Object-Size-Driven Design of Convolutional Neural Networks: Virtual Axle Detection based on Raw Data

As infrastructure ages, the need for efficient monitoring methods becomes increasingly critical. Bridge Weigh-In-Motion (BWIM) systems are crucial for cost-efficient load and thus residual service life determination of road and railway infrastructure. However, conventional BWIM systems require additional sensors for axle detection, which have to be installed in potentially inaccessible locations or in locations that interfere with bridge operation. This study addresses this challenge by replacing dedicated axle detectors with a novel approach to real-time detection of train axles using sensors arbitrarily placed on bridges. The proposed Virtual Axle Detector with Enhanced Receptive Field (VADER) has been validated on a single-track railway bridge, demonstrating that it achieves to detect 99.9% of axles with a spatial error of 3.69cm using only acceleration measurements. Using raw data as input outperforms the state-of-the-art spectrogram-based method in both speed and memory usage by 99%, making real-time application feasible for the first time.

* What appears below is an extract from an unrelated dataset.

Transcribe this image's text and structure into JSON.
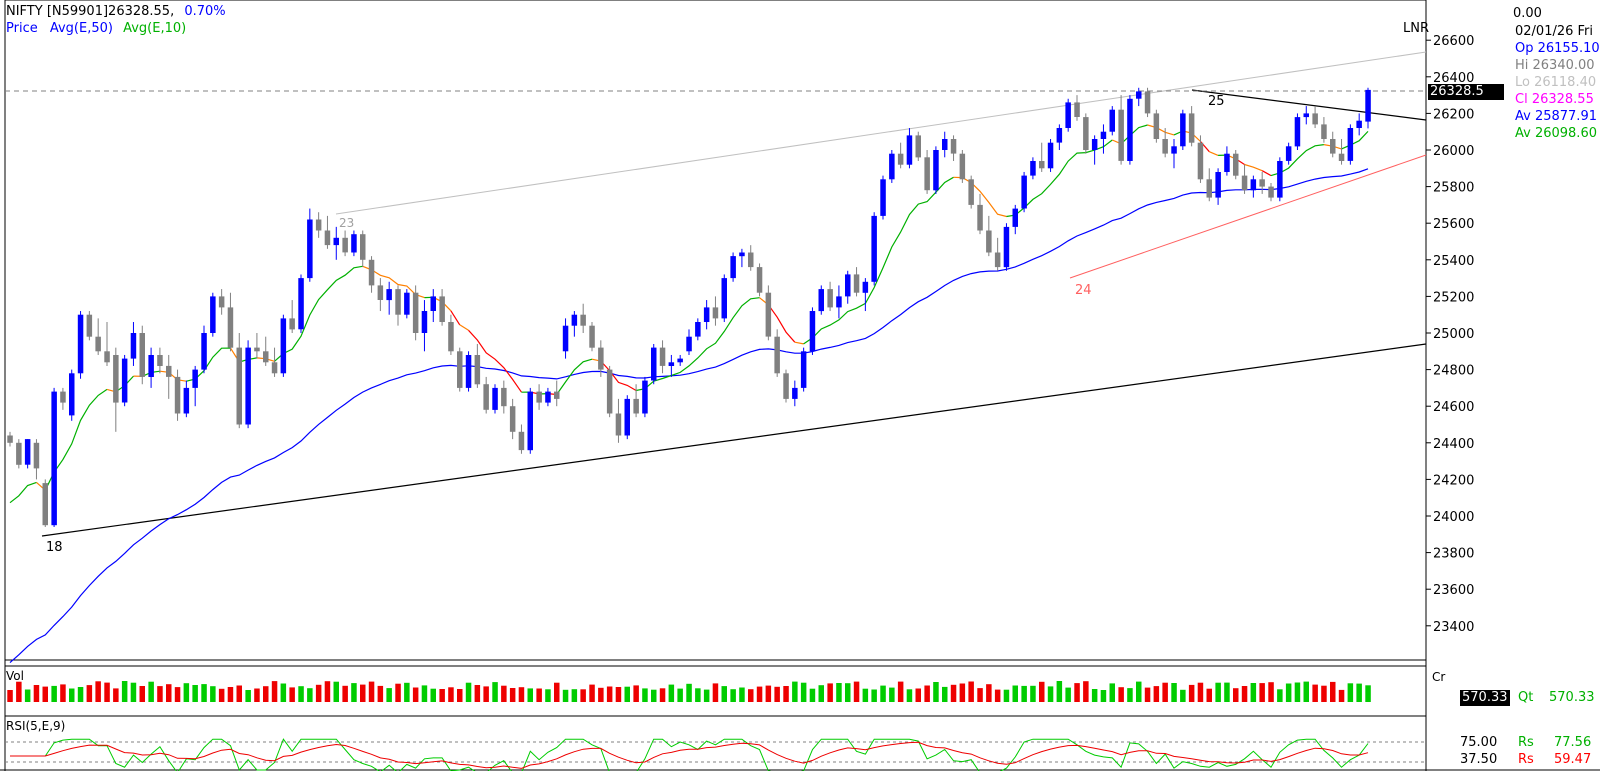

Additionally, we introduce the Maximum Receptive Field (MRF) rule, a novel approach to optimise hyperparameters of Convolutional Neural Networks (CNNs) based on the size of objects, which in this case relates to the fundamental frequency of a bridge. The MRF rule effectively narrows the hyperparameter search space, potentially replacing the need for extensive hyperparameter tuning. Since the MRF rule is theoretically applicable to all unstructured data, it could have implications for a wide range of deep learning problems from earthquake prediction to object recognition.